Who benefits from that? OpenAI does. Who loses? Probably the rest of us.
The Breakup Excuse That Almost Kept Me There
I know what people say. I’ve said it to myself. It’s just a tool. You’re not endorsing anything by using it. The politics of the executives don’t have anything to do with the quality of the product.
And you know what, I believed that for a long time. Right up until I didn’t.
Because here’s the thing about toxic relationships. They rarely end because the person stopped being charming. They end when you realize that the charm was always in service of something else. When you understand that the warmth and the convenience and the usefulness was also, quietly, keeping you from asking questions you should have been asking a long time ago.
Every dollar I spent on a ChatGPT subscription was going to a company whose president just cut a $25 million check to a political operation. Every prompt I typed was feeding a data ecosystem controlled by people who have decided that cozying up to power is the right strategy. I don’t want to fund that.
What Leaving Actually Looks Like
I won’t pretend the breakup was clean. I still catch myself typing into the wrong window sometimes. There’s a muscle memory to these things. But more than that, I just terribly miss it. It’s like a bad relationship you keep falling back into. I relapsed a time or two.

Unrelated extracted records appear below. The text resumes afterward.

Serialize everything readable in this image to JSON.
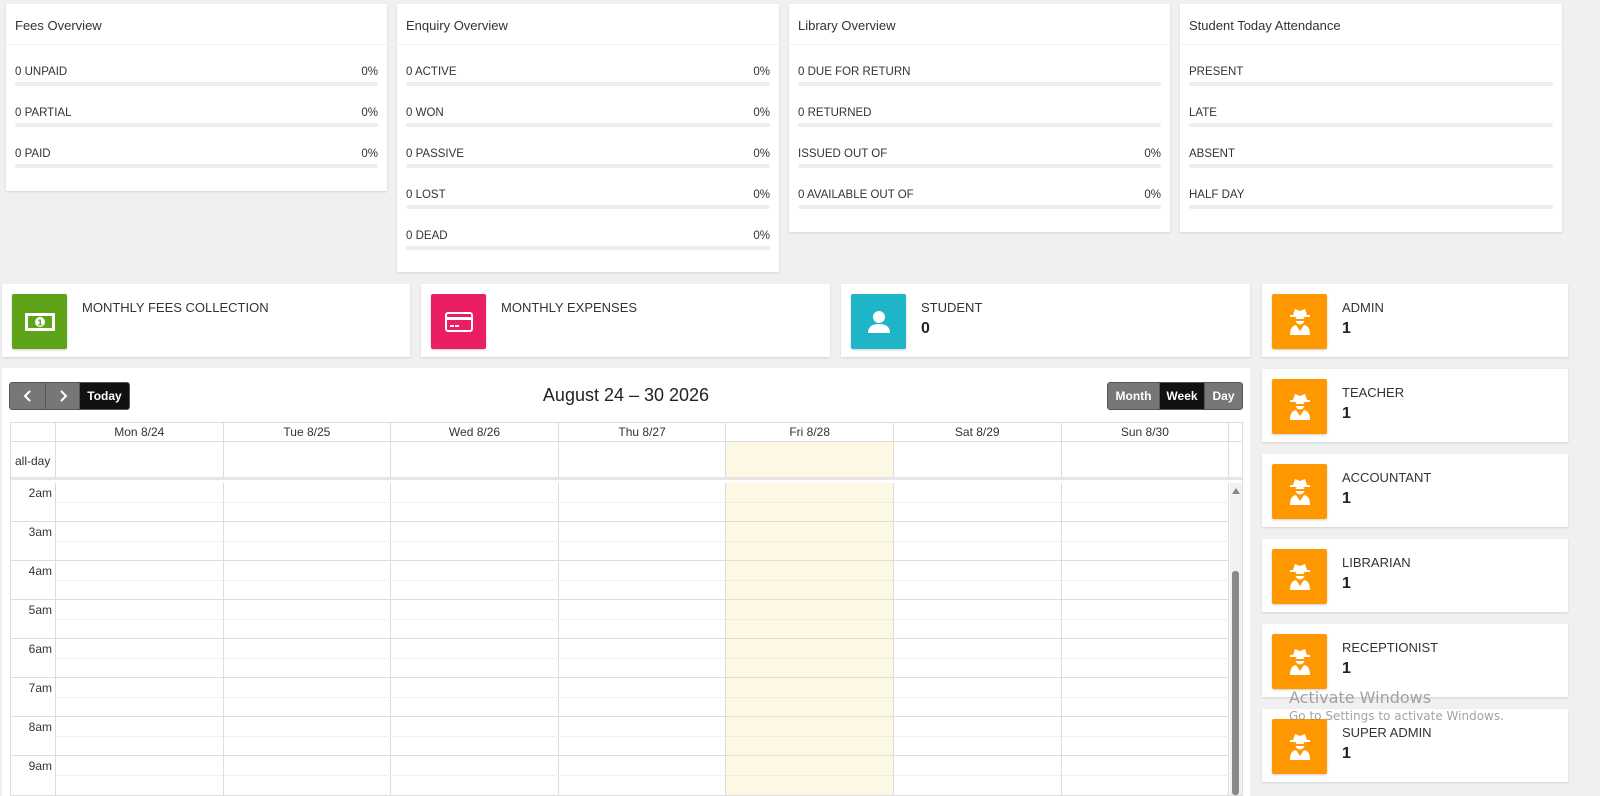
{
  "overview": {
    "fees": {
      "title": "Fees Overview",
      "rows": [
        {
          "label": "0 UNPAID",
          "percent": "0%",
          "fill": 0
        },
        {
          "label": "0 PARTIAL",
          "percent": "0%",
          "fill": 0
        },
        {
          "label": "0 PAID",
          "percent": "0%",
          "fill": 0
        }
      ]
    },
    "enquiry": {
      "title": "Enquiry Overview",
      "rows": [
        {
          "label": "0 ACTIVE",
          "percent": "0%",
          "fill": 0
        },
        {
          "label": "0 WON",
          "percent": "0%",
          "fill": 0
        },
        {
          "label": "0 PASSIVE",
          "percent": "0%",
          "fill": 0
        },
        {
          "label": "0 LOST",
          "percent": "0%",
          "fill": 0
        },
        {
          "label": "0 DEAD",
          "percent": "0%",
          "fill": 0
        }
      ]
    },
    "library": {
      "title": "Library Overview",
      "rows": [
        {
          "label": "0 DUE FOR RETURN",
          "percent": "",
          "fill": 0
        },
        {
          "label": "0 RETURNED",
          "percent": "",
          "fill": 0
        },
        {
          "label": "ISSUED OUT OF",
          "percent": "0%",
          "fill": 0
        },
        {
          "label": "0 AVAILABLE OUT OF",
          "percent": "0%",
          "fill": 0
        }
      ]
    },
    "attendance": {
      "title": "Student Today Attendance",
      "rows": [
        {
          "label": "PRESENT",
          "percent": "",
          "fill": 0
        },
        {
          "label": "LATE",
          "percent": "",
          "fill": 0
        },
        {
          "label": "ABSENT",
          "percent": "",
          "fill": 0
        },
        {
          "label": "HALF DAY",
          "percent": "",
          "fill": 0
        }
      ]
    }
  },
  "info_boxes": {
    "fees_collection": {
      "label": "MONTHLY FEES COLLECTION",
      "value": "",
      "icon": "money-icon",
      "color": "#5fa318"
    },
    "expenses": {
      "label": "MONTHLY EXPENSES",
      "value": "",
      "icon": "credit-card-icon",
      "color": "#e91e63"
    },
    "student": {
      "label": "STUDENT",
      "value": "0",
      "icon": "user-icon",
      "color": "#1fb5c9"
    }
  },
  "staff": [
    {
      "label": "ADMIN",
      "value": "1"
    },
    {
      "label": "TEACHER",
      "value": "1"
    },
    {
      "label": "ACCOUNTANT",
      "value": "1"
    },
    {
      "label": "LIBRARIAN",
      "value": "1"
    },
    {
      "label": "RECEPTIONIST",
      "value": "1"
    },
    {
      "label": "SUPER ADMIN",
      "value": "1"
    }
  ],
  "staff_icon": "user-secret-icon",
  "staff_color": "#ff9800",
  "calendar": {
    "title": "August 24 – 30 2026",
    "today_label": "Today",
    "views": {
      "month": "Month",
      "week": "Week",
      "day": "Day"
    },
    "active_view": "Week",
    "allday_label": "all-day",
    "days": [
      "Mon 8/24",
      "Tue 8/25",
      "Wed 8/26",
      "Thu 8/27",
      "Fri 8/28",
      "Sat 8/29",
      "Sun 8/30"
    ],
    "today_index": 4,
    "times": [
      "2am",
      "3am",
      "4am",
      "5am",
      "6am",
      "7am",
      "8am",
      "9am"
    ]
  },
  "watermark": {
    "line1": "Activate Windows",
    "line2": "Go to Settings to activate Windows."
  }
}
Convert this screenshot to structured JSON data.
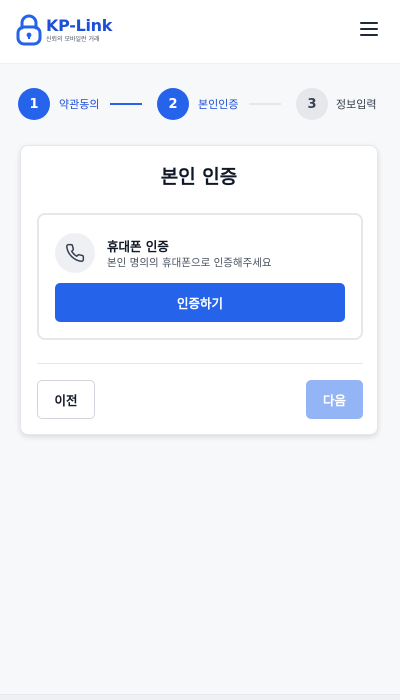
{
  "header": {
    "logo_title": "KP-Link",
    "logo_subtitle": "신뢰의 모바일런 거래",
    "logo_icon": "lock-icon",
    "menu_icon": "hamburger-menu-icon"
  },
  "stepper": {
    "steps": [
      {
        "number": "1",
        "label": "약관동의",
        "state": "completed"
      },
      {
        "number": "2",
        "label": "본인인증",
        "state": "current"
      },
      {
        "number": "3",
        "label": "정보입력",
        "state": "upcoming"
      }
    ]
  },
  "card": {
    "title": "본인 인증",
    "option": {
      "icon": "phone-icon",
      "title": "휴대폰 인증",
      "description": "본인 명의의 휴대폰으로 인증해주세요",
      "button_label": "인증하기"
    },
    "prev_label": "이전",
    "next_label": "다음"
  },
  "colors": {
    "primary": "#2563eb",
    "primary_disabled": "#93b4f5",
    "inactive_step": "#e5e7eb",
    "background": "#f7f8fa"
  }
}
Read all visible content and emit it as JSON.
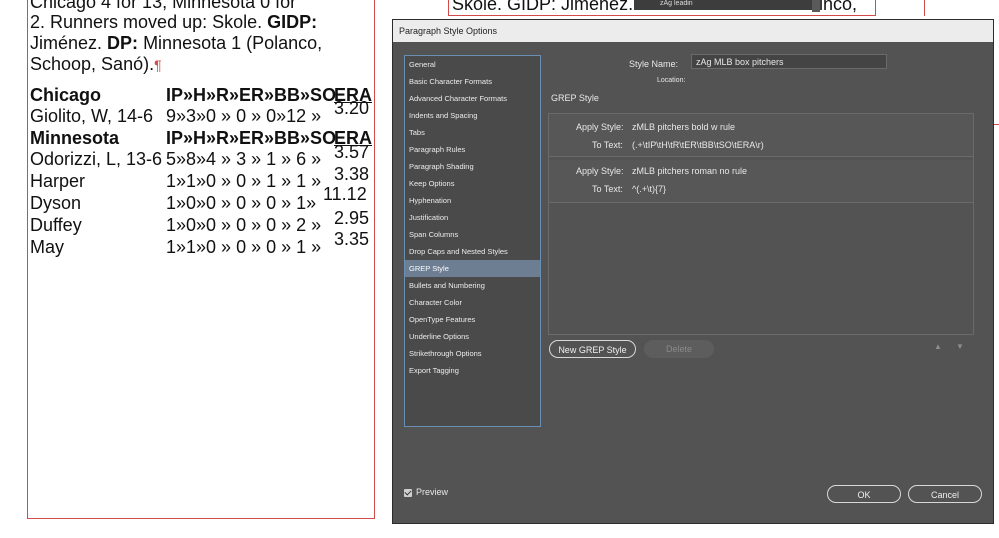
{
  "document": {
    "partial_top": "Chicago 4 for 13, Minnesota 0 for",
    "line2": "2. Runners moved up: Skole.",
    "gidp_label": "GIDP:",
    "line3_rest": "Jiménez.",
    "dp_label": "DP:",
    "line3_end": "Minnesota 1 (Polanco,",
    "line4": "Schoop, Sanó).",
    "pilcrow": "¶",
    "tab_mark": "»",
    "header_chicago": {
      "name": "Chicago",
      "stats": "IP»H»R»ER»BB»SO",
      "era": "ERA"
    },
    "header_minnesota": {
      "name": "Minnesota",
      "stats": "IP»H»R»ER»BB»SO",
      "era": "ERA"
    },
    "rows": [
      {
        "name": "Giolito, W, 14-6",
        "stats": "9»3»0 » 0 » 0»12 »",
        "era": "3.20"
      },
      {
        "name": "Odorizzi, L, 13-6",
        "stats": "5»8»4 » 3 » 1 » 6 »",
        "era": "3.57"
      },
      {
        "name": "Harper",
        "stats": "1»1»0 » 0 » 1 » 1 »",
        "era": "3.38"
      },
      {
        "name": "Dyson",
        "stats": "1»0»0 » 0 » 0 » 1»",
        "era": "11.12"
      },
      {
        "name": "Duffey",
        "stats": "1»0»0 » 0 » 0 » 2 »",
        "era": "2.95"
      },
      {
        "name": "May",
        "stats": "1»1»0 » 0 » 0 » 1 »",
        "era": "3.35"
      }
    ],
    "bg_right_text": "Skole. GIDP: Jiménez.",
    "bg_right_text2": "nco,",
    "menu_item": "zAg leadin"
  },
  "dialog": {
    "title": "Paragraph Style Options",
    "style_name_label": "Style Name:",
    "style_name_value": "zAg MLB box pitchers",
    "location_label": "Location:",
    "section_title": "GREP Style",
    "sidebar": [
      "General",
      "Basic Character Formats",
      "Advanced Character Formats",
      "Indents and Spacing",
      "Tabs",
      "Paragraph Rules",
      "Paragraph Shading",
      "Keep Options",
      "Hyphenation",
      "Justification",
      "Span Columns",
      "Drop Caps and Nested Styles",
      "GREP Style",
      "Bullets and Numbering",
      "Character Color",
      "OpenType Features",
      "Underline Options",
      "Strikethrough Options",
      "Export Tagging"
    ],
    "selected_index": 12,
    "grep_rules": [
      {
        "apply_label": "Apply Style:",
        "apply_value": "zMLB pitchers bold w rule",
        "text_label": "To Text:",
        "text_value": "(.+\\tIP\\tH\\tR\\tER\\tBB\\tSO\\tERA\\r)"
      },
      {
        "apply_label": "Apply Style:",
        "apply_value": "zMLB pitchers roman no rule",
        "text_label": "To Text:",
        "text_value": "^(.+\\t){7}"
      }
    ],
    "new_grep_button": "New GREP Style",
    "delete_button": "Delete",
    "up_arrow": "▲",
    "down_arrow": "▼",
    "preview_label": "Preview",
    "ok_button": "OK",
    "cancel_button": "Cancel"
  }
}
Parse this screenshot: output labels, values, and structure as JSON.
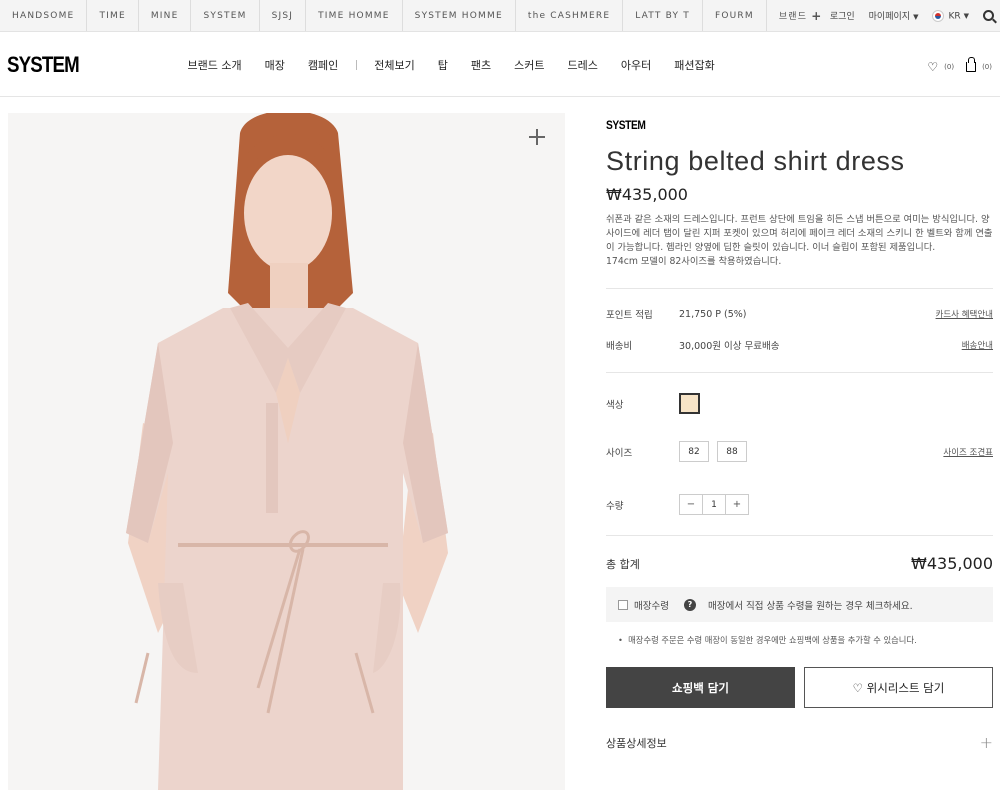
{
  "top_brands": [
    "HANDSOME",
    "TIME",
    "MINE",
    "SYSTEM",
    "SJSJ",
    "TIME HOMME",
    "SYSTEM HOMME",
    "the CASHMERE",
    "LATT BY T",
    "FOURM",
    "브랜드"
  ],
  "util": {
    "login": "로그인",
    "mypage": "마이페이지",
    "lang": "KR"
  },
  "header": {
    "logo": "SYSTEM",
    "nav_group1": [
      "브랜드 소개",
      "매장",
      "캠페인"
    ],
    "nav_group2": [
      "전체보기",
      "탑",
      "팬츠",
      "스커트",
      "드레스",
      "아우터",
      "패션잡화"
    ],
    "wish_count": "(0)",
    "cart_count": "(0)"
  },
  "product": {
    "brand": "SYSTEM",
    "name": "String belted shirt dress",
    "price": "₩435,000",
    "description": "쉬폰과 같은 소재의 드레스입니다. 프런트 상단에 트임을 히든 스냅 버튼으로 여미는 방식입니다. 양 사이드에 레더 탭이 달린 지퍼 포켓이 있으며 허리에 페이크 레더 소재의 스키니 한 벨트와 함께 연출이 가능합니다. 헴라인 양옆에 딥한 슬릿이 있습니다. 이너 슬립이 포함된 제품입니다.",
    "model_note": "174cm 모델이 82사이즈를 착용하였습니다.",
    "points_label": "포인트 적립",
    "points_value": "21,750 P (5%)",
    "points_link": "카드사 혜택안내",
    "shipping_label": "배송비",
    "shipping_value": "30,000원 이상 무료배송",
    "shipping_link": "배송안내",
    "color_label": "색상",
    "color_swatch": "#f7e4c7",
    "size_label": "사이즈",
    "sizes": [
      "82",
      "88"
    ],
    "size_link": "사이즈 조견표",
    "qty_label": "수량",
    "qty_minus": "−",
    "qty_value": "1",
    "qty_plus": "+",
    "total_label": "총 합계",
    "total_value": "₩435,000",
    "store_label": "매장수령",
    "store_help": "?",
    "store_text": "매장에서 직접 상품 수령을 원하는 경우 체크하세요.",
    "store_note": "매장수령 주문은 수령 매장이 동일한 경우에만 쇼핑백에 상품을 추가할 수 있습니다.",
    "cart_button": "쇼핑백 담기",
    "wish_button": "♡ 위시리스트 담기",
    "detail_section": "상품상세정보"
  }
}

I’m fully aware it sounds ridiculous but I do. It helped me figure out what to make for dinner when I had half a zucchini and some leftover rice and zero inspiration. It walked me through fixing my TV when the picture kept cutting out and I was two minutes away from just throwing money at a repair guy. It was just there, for everything, all the time. That kind of availability is hard to replicate and I’d be lying if I said I didn’t feel the absence.
But alternatives exist. I’ve been spending time with Claude and Gemini, and look, they’re not ChatGPT. I’m not going to pretend otherwise. There’s a charm and a personality to ChatGPT that these two just don’t quite have yet. Talking to them sometimes feels a little like dating someone who is perfectly nice but hasn’t fully relaxed around you yet. The conversation is fine. It’s just not the same. And yes, I know Google donated a million dollars too, so Gemini isn’t exactly squeaky clean. But a million is not $25 million, and right now that distinction matters to me. Maybe that’s a rationalization. Probably it is. But I’m working with what I’ve got. I think with time I’ll learn to love them. Or at least learn to stop comparing everything they do to the ex.
I’m not telling you what to do. You’re an adult and you can spend your money however you want. But I do think it’s worth knowing who you’re actually in a relationship with when you open that chat window. Not the product. The people behind it. What they value, who they’re paying, and what they expect to get back in return.
And for me personally, that’s not OpenAI.